Miss Lucinda nodded, and Alice followed behind the three gentlefolk as they moved about the cathedral.

She listened with only half an ear, more intent on looking around her and watching Mr Lacroix than listening to what he said.

She’d wondered almost from the outset, but today she felt certain that he was attracted to her mistress.

She was worried by this. Miss Lucinda was fragile and didn’t need new attentions so immediately after her heartbreak.

Yet it was obvious to Alice in the way his eyes lingered on Lucinda’s face and the depth of his attention and interest when she spoke.

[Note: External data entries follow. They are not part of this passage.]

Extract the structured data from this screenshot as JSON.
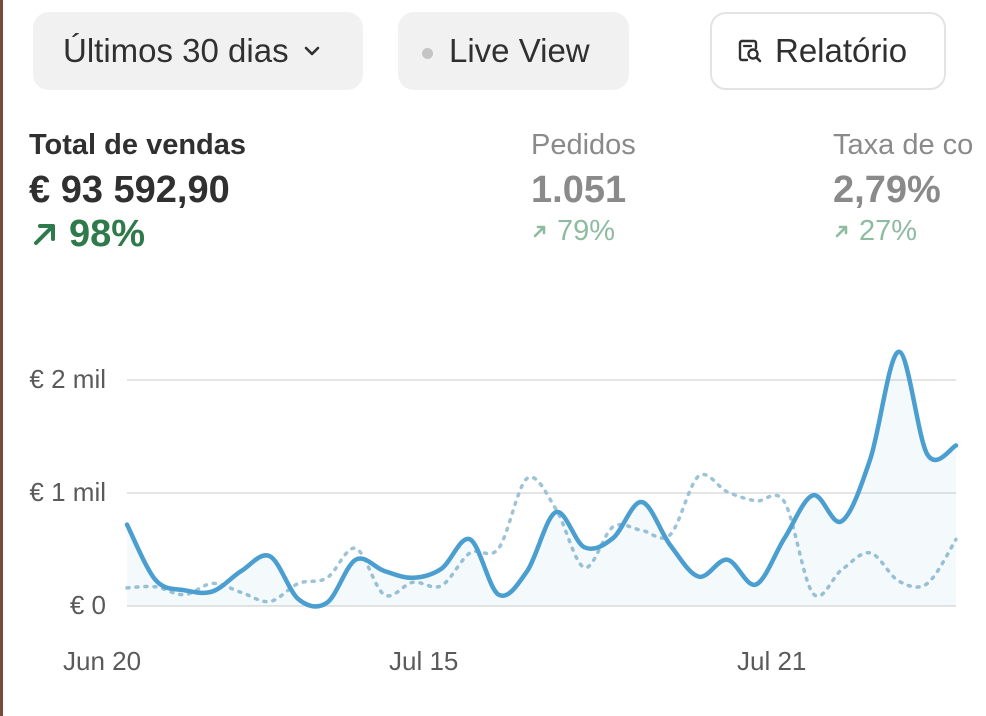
{
  "toolbar": {
    "range_label": "Últimos 30 dias",
    "live_label": "Live View",
    "report_label": "Relatório"
  },
  "metrics": [
    {
      "label": "Total de vendas",
      "value": "€ 93 592,90",
      "change": "98%"
    },
    {
      "label": "Pedidos",
      "value": "1.051",
      "change": "79%"
    },
    {
      "label": "Taxa de co",
      "value": "2,79%",
      "change": "27%"
    }
  ],
  "icons": {
    "range_chevron": "chevron-down-icon",
    "live_dot": "status-dot-icon",
    "report_icon": "report-search-icon",
    "trend_arrow": "arrow-up-right-icon"
  },
  "colors": {
    "primary_series": "#4a9fd0",
    "comparison_series": "#9dc3d6",
    "positive_change": "#2e7a4a",
    "muted_positive_change": "#8fbba0",
    "gridline": "#e5e5e5"
  },
  "chart_data": {
    "type": "line",
    "title": "",
    "xlabel": "",
    "ylabel": "",
    "ytick_labels": [
      "€ 0",
      "€ 1 mil",
      "€ 2 mil"
    ],
    "yticks": [
      0,
      1000,
      2000
    ],
    "ylim": [
      0,
      2300
    ],
    "xtick_labels": [
      "Jun 20",
      "Jul 15",
      "Jul 21"
    ],
    "xtick_index": [
      0,
      25,
      31
    ],
    "grid": true,
    "series": [
      {
        "style": "solid",
        "values": [
          720,
          230,
          140,
          130,
          310,
          440,
          60,
          30,
          410,
          310,
          250,
          330,
          590,
          100,
          310,
          830,
          520,
          600,
          920,
          540,
          260,
          410,
          190,
          600,
          980,
          750,
          1300,
          2250,
          1340,
          1420
        ]
      },
      {
        "style": "dotted",
        "values": [
          160,
          170,
          100,
          200,
          120,
          40,
          200,
          250,
          510,
          100,
          210,
          180,
          470,
          510,
          1130,
          860,
          340,
          700,
          670,
          630,
          1150,
          1010,
          930,
          920,
          110,
          320,
          470,
          220,
          200,
          590
        ]
      }
    ]
  }
}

Menfolk! What a complicated world it was.

Alice sighed and her thoughts flew to Jenkin, Miss Lucinda’s manservant who had accompanied them on their trip.

He had been so kind and supportive to her in the last few days. She couldn’t help but be grateful.

It was a relief to have someone to lean on. She found herself looking forward to seeing him, glad of his company.

But could she trust him? Did she have the strength to take such a risk again and, if she did, what difference did it make?

If he knew her past, his feelings for her would soon vanish.

She tried to focus. A chance of happiness was over for her. She must merely support her mistress and do her job well.

She turned her attention to the conversation, which had now moved on.

“Do you think there is a chance of success?” Miss Lucinda was asking. “Why, in England, many women do not wish to vote.”

Thérèse frowned.

“That is true here also. There is a long way to go, but that is only reason to work harder, no?”

Miss Lucinda looked thoughtful.

“You are right. The sooner we start, the sooner change can be achieved – for our daughters, if not ourselves.”

“This is very true.” Mr Lacroix gave Lucinda a glowing look.

Alice didn’t think her mistress noticed, however. She would not think about romance again for some time.

While Mr Lacroix remained respectful, Alice supposed no harm could be done.

The pair got on well and the gentleman seemed able to raise Miss Lucinda’s spirits. Alice was grateful for that.

He had been most sympathetic when apprised by Miss Thérèse of her mistress’s situation.

In another week they would be home, and just as well. Miss Lucinda would be safe with her father, and Alice could spend less time with Jenkin.